Simurg efsanesi, Hz. Mevlana’ya Mesnevi-i Şerifi yazmaya esin kaynağı olan bir efsane olarak anlatılan ve Divan edebiyatımızda ayrıca tasavvuf ekolünde bir sembolizm olan bu efsanenin kaynağı milattan öncesine dayanıyor. Pers İmparatorluğunun zamanında anlatılmış ve günümüze kadar gelen inanılmaz ve muhteşem bir öykü. Kuş topluluğunun hükümdarı Simurg ya da Türk kavimlerinin dile getirdiği şekliyle Zümrüdü Anka kuşu. Bu muhteşem kuş bir bilge ağacında yaşıyor, özelliği göz yaşlarının şifalı oluşu ve yanarak kül olup küllerinden tekrar doğması. Bir gün kuşlar aleminde başlarına geçecek bir padişah ararlar ve bunun Simurg olduğuna karar verirler. Bu kuşun yaşadığına inanıp, bir tüğünün bulunduğuna dair söylenti tüm kuşları onu bulmaya sevk eder.
Ancak Simurgun yuvası kaf dağının arkasındadır. Onu bulmak o kadar kolay değildir. Bunun için yedi vadi geçmek gerekir. 1. vadi istek, 2. vadi aşk, 3. vadi marifet, 4. vadi istiğna eldeki kanaat, 5. vadi tevhit, 6. vadi hayret, 7. vadi yokluk.
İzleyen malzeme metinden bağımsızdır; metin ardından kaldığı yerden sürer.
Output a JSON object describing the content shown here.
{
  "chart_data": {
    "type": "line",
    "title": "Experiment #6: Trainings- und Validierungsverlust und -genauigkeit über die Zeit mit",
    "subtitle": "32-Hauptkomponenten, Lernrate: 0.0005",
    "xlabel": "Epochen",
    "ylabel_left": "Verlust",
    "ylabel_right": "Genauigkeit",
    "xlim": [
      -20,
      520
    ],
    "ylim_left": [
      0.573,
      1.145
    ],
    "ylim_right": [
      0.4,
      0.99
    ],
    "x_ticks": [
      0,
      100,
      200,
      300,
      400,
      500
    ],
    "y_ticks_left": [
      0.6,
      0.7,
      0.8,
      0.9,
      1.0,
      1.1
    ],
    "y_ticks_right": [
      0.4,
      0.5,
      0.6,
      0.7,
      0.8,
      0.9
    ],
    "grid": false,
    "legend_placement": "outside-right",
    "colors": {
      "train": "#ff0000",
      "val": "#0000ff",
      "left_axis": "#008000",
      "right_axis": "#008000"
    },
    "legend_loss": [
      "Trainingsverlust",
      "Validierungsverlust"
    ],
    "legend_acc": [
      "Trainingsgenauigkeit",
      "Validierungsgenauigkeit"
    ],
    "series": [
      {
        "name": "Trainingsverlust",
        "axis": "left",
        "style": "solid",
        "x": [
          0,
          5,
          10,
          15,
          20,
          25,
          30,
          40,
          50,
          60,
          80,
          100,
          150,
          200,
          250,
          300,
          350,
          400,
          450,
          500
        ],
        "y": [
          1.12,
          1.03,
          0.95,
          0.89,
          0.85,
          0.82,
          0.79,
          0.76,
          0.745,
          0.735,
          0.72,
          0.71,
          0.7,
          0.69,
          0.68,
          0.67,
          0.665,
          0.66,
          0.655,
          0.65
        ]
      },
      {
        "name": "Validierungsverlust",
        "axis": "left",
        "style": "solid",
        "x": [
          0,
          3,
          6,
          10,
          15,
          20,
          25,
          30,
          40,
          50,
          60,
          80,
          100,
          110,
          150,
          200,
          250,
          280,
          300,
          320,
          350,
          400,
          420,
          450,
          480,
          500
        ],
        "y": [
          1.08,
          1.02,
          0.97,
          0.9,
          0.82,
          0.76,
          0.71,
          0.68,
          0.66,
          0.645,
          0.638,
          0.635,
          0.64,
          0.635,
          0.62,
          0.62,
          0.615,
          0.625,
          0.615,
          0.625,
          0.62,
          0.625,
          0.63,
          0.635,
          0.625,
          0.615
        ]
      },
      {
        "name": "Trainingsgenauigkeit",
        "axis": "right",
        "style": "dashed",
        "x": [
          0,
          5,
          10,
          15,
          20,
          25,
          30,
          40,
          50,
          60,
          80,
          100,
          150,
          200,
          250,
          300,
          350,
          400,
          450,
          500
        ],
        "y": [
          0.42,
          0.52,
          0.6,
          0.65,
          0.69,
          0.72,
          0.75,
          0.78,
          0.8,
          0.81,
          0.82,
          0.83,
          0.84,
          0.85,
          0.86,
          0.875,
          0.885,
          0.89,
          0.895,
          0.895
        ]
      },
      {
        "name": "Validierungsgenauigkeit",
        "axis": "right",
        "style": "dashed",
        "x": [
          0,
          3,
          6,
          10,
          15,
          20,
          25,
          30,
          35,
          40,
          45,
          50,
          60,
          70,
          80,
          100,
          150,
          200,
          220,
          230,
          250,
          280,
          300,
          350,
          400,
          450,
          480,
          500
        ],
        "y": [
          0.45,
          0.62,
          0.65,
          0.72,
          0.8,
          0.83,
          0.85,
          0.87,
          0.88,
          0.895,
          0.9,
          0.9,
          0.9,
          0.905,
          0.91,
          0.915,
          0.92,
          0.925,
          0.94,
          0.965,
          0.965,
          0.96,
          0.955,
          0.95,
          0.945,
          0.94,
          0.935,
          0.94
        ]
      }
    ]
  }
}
İsteği ve sabrı az olanlar 1. vadide kalırlar. Aşk denizinden geçerler ayrılık vadisinden uçarlar hırs ovasını aşıp kıskançlık gölüne saparlar. Bu şekilde 7 vadiden uça uça sayıları gitgide azalmıştır. Yolculuğun sonuna geldiklerinde sayıları sadece 30 kuştur. 30 rakamının anlamı fars dilinde si, murg da kuş demektir. Sonra topluluk beklemeye başlar ve bir rivayete göre bu kuşların sözcüsü Tüti kuşu Simurg kuşundan onlara birer belge geldiğini söyler ve tüm kuşlara bu yazıyı okumalarını söyler.
Yazıyı okurlar ve kendilerinin Simurg kuşu olduğunu görürler. Simurg kendileridir ve gerçek yolculuk kendine yapılandır. Bu gerçek veya yukarıda anlatılan efsane aslında yaşadığımız hayatta ne kadar zor bir yolculuk yaptığımız, bütün bu engellerin aşılmasının zorluğu, gönül aynamızı temiz tutmabilmek ve böylece Allah’ın tecellisinin aynamıza tam berrak yansımasıdır. Sevgili peygamber efendimizin hayatını inceleyip onun davranış biçimlerini kendi hayatımıza aksettirip, gönül aynamızı daima paslardan ve kirlerden uzak tutmaktır önemli olan. Kişinin kendine yapılan bu yolculuğu onu yaratan Allah’ı bulma yolculuğudur. Hz. Mevlana’nın Mesnevi yazması onun Şems ile tanışmadan evvel bu hikayeyi tüm öğrencilerine söylediği ve özellikle Şeyh Attar Hz. yazdığı Manyıkut Yayr 4750 beyitlik mesnevisidir. Sonra cok sevdiği öğrencisi olan Hüsametttin Çelebi Hz. bu mesnevinin yazılmasına ısrar eder ve Hz. Mevlana’nın Mesnevi’nin ilk 18 beyit olan ‘dinle neyden’ diye başlayıp bir insanı kamil potresi çizen ve ney sazını mükemmel insana benzeterek olayları bize simgeler kullanarak bu anlatma metodu algılama açısından inanılmaz ifade bütünlüğüdür.
Bu eser yani kuşlar mesnevisi, tasavvufta vahdeti vucut anlayışını anlatır. Bu efsane bize hakikatı anlayanlar yani hakikat yolcularını kuşlarla simgeler. Aranılan Simurg kuşu Allah’ın tecellisidir. Kısaca özetlemek gerekirse Simurg, ‘görecek gözün yoksa gönül aynan paslı ve kirli’ demektir. O ayna gönüldür. Gönüle bak da onun yüzünü gönlünde gör. Bize düşen gönül aynamızın daima saf ve temiz olmasıdır, Rabbim böyle duygular nasip etsin.